Bertha the underground tunnel-boring machine began her slow march under Seattle this summer. She’s been a long time coming. The Nisqually earthquake hit in 2001 and did enough damage to the Alaskan Way Viaduct that it needed to be replaced, but it’s taken more than a decade to get even this far.
The urgency of this work was reemphasized by the failure of the I-5 bridge over the Skagit River at the start of the summer travel season. If a truck can bring a “safe” bridge down, what havoc could be wreaked in the next big quake?
Seattle’s scenery is part of its allure, but our landscape was shaped by cataclysm. If you sit and sip on the deck at Ray’s Boathouse at Shilshole, the pretty views are sobering when you know a little history.
Those Olympic peaks? They were thrust up by a collision of tectonic plates that is still happening in slow motion under the Pacific Ocean. Right off the Washington coast is what scientists call a subduction zone that could be the source of the next megaquake. Magnolia’s West Point? The archaeological evidence indicates a Native American settlement there was washed away around 1,100 years ago when a tsunami sloshed about the Puget Sound Basin.
It turns out our region has an underground system of faults that, for millennia, has produced devastating quakes at regular intervals.
Seattle has changed a good deal in the last half-century, but we also know more about the place where we built it, thanks to the work of dedicated scientists who have been trying to understand what lies under our feet. Their work is documented in a new book called "Full-Rip 9.0" (Sasquatch Books, $23.95). And no, the title is not a reference to your blood-alcohol level, unless it's yours after you read the book and tried to tamp down the fear with a couple of stiff drinks.
Written by Seattle Times science writer Sandi Doughton, the book is a hard, fast and compelling look at the potential impact The Big One might have on us and it documents the detective work of researchers as they try to nail down the shifting tectonic structures below. It’s recommended beach reading, as long as you know your tsunami evacuation route.
One of the astonishing things you learn is how recently our eyes have been opened to the dangers. The Seattle Fault, for example, which most geologists think runs (in part) from SoDo to Issaquah, only started to gain attention in the 1980s. Even now its full extent and connection to other faults is still being mapped.

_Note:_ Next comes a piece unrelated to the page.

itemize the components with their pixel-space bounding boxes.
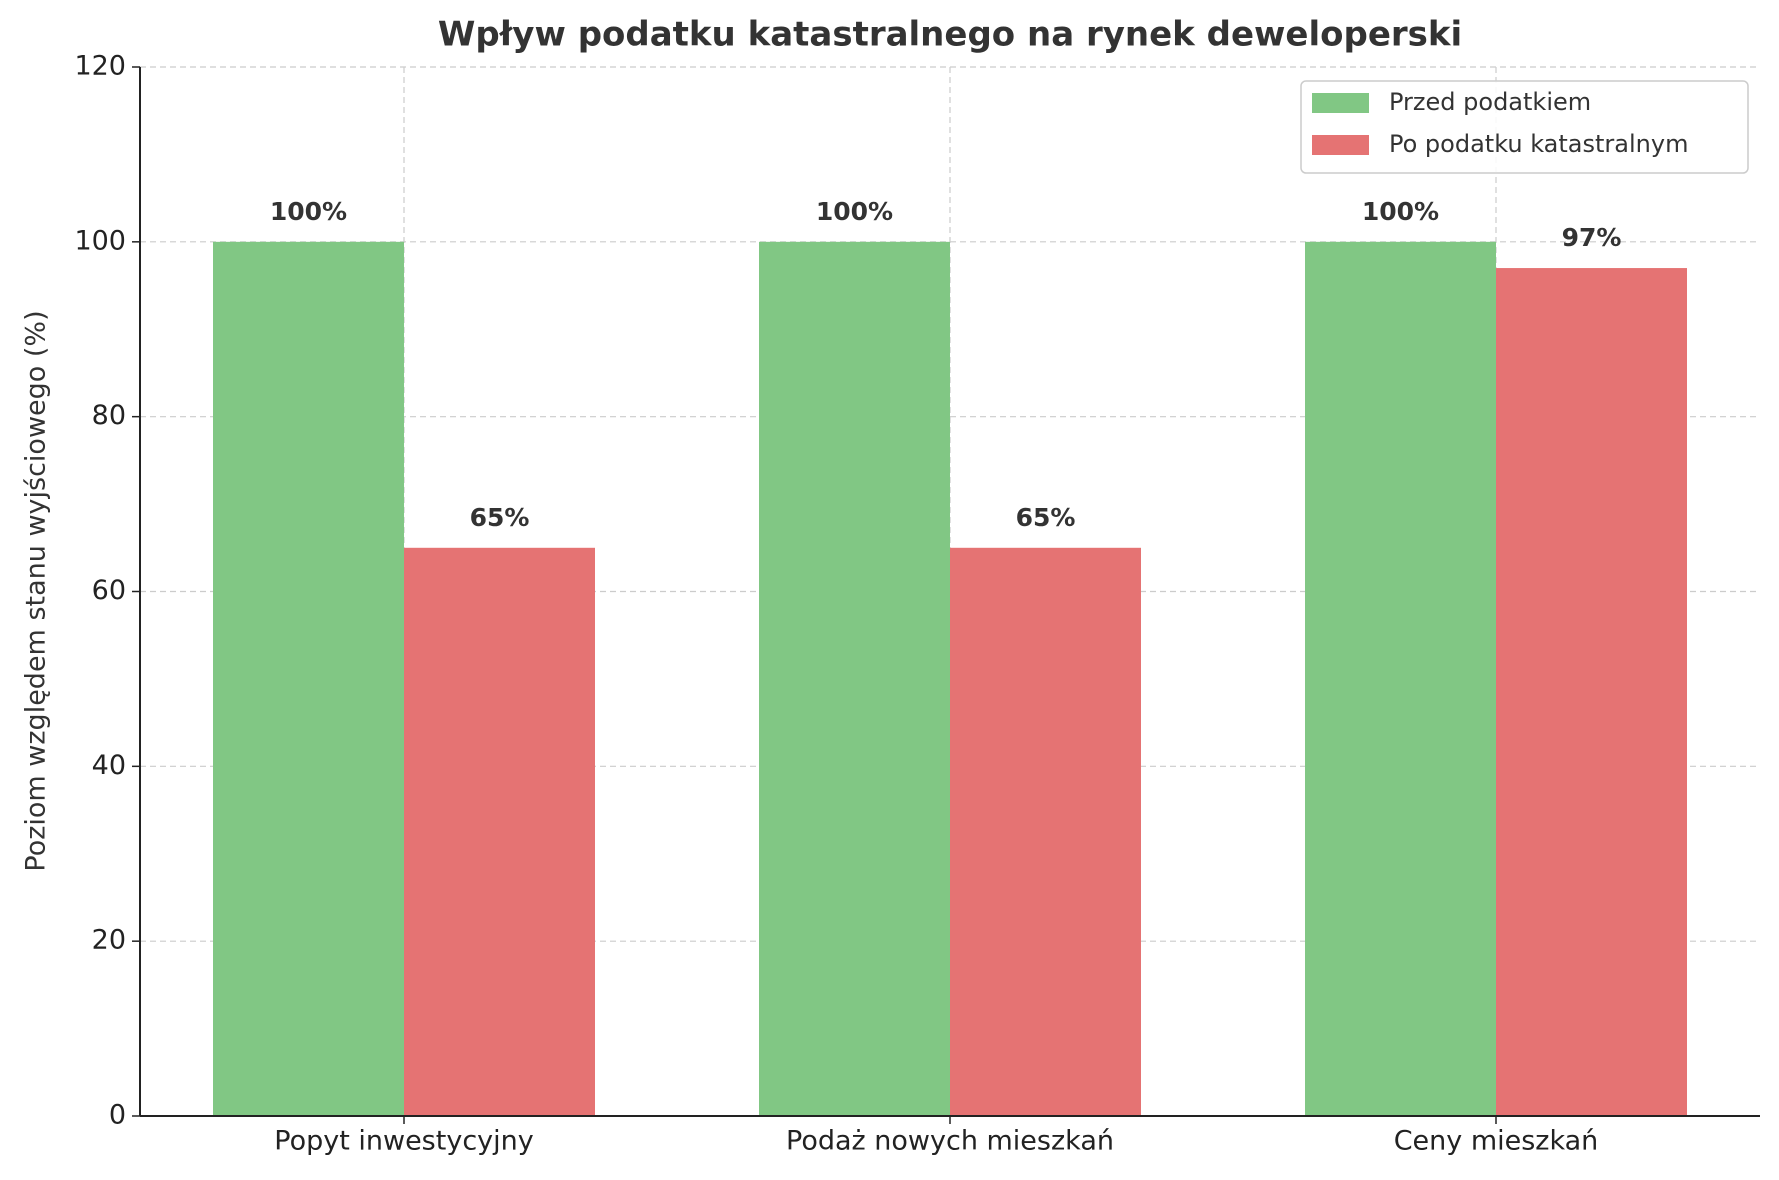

Scientists also have dug into the ground, swamps, tide flats and lake bottoms to find evidence of old quakes and their impacts. They’ve studied layers of sand and debris left from tsunamis. They’ve counted tree rings in ghost-like underwater standing forests, such as the one south of Mercer Island that slid deep into Lake Washington during a massive quake. They’ve collected and analyzed Native American oral traditions that have recorded centuries-old experiences of tidal waves and tremblors. Native American storytellers have told of a’yahos, spirits that could twist the landscape. Science suggests they were talking about a real phenomenon.
Quake dangers are as yet unpredictable, and geological time is beyond the scales of politics and budgets. Researchers are trying to learn more with new scanning technologies and seismic sensors. City policymakers are discussing new rules for retrofitting our vulnerable historic brick buildings.
Still, an Earthquake Engineering Resources Institute estimate in 2005 said that a midday quake of 6.7 on the Seattle Fault — hardly the worst that could happen here — could kill 1,600 people, injure 24,000, destroy 10,000 homes or buildings and damage another 180,000. In just 30 seconds. The economic impact would be upward of $33 billion. Doughton quotes an emergency planner: “It’s going to be ugly.”
It’s also easy to be complacent. One reason is that no one can yet predict when the next major quake will happen, let alone one bigger than we have ever witnessed. That might not happen for another 50, 100 or 1,000 years. Or it could happen tomorrow. Until it does, we’ll likely continue to enjoy the views in a state of semi-denial, seeing the great scenery of Mount Rainier and Puget Sound, not a future Pompeii.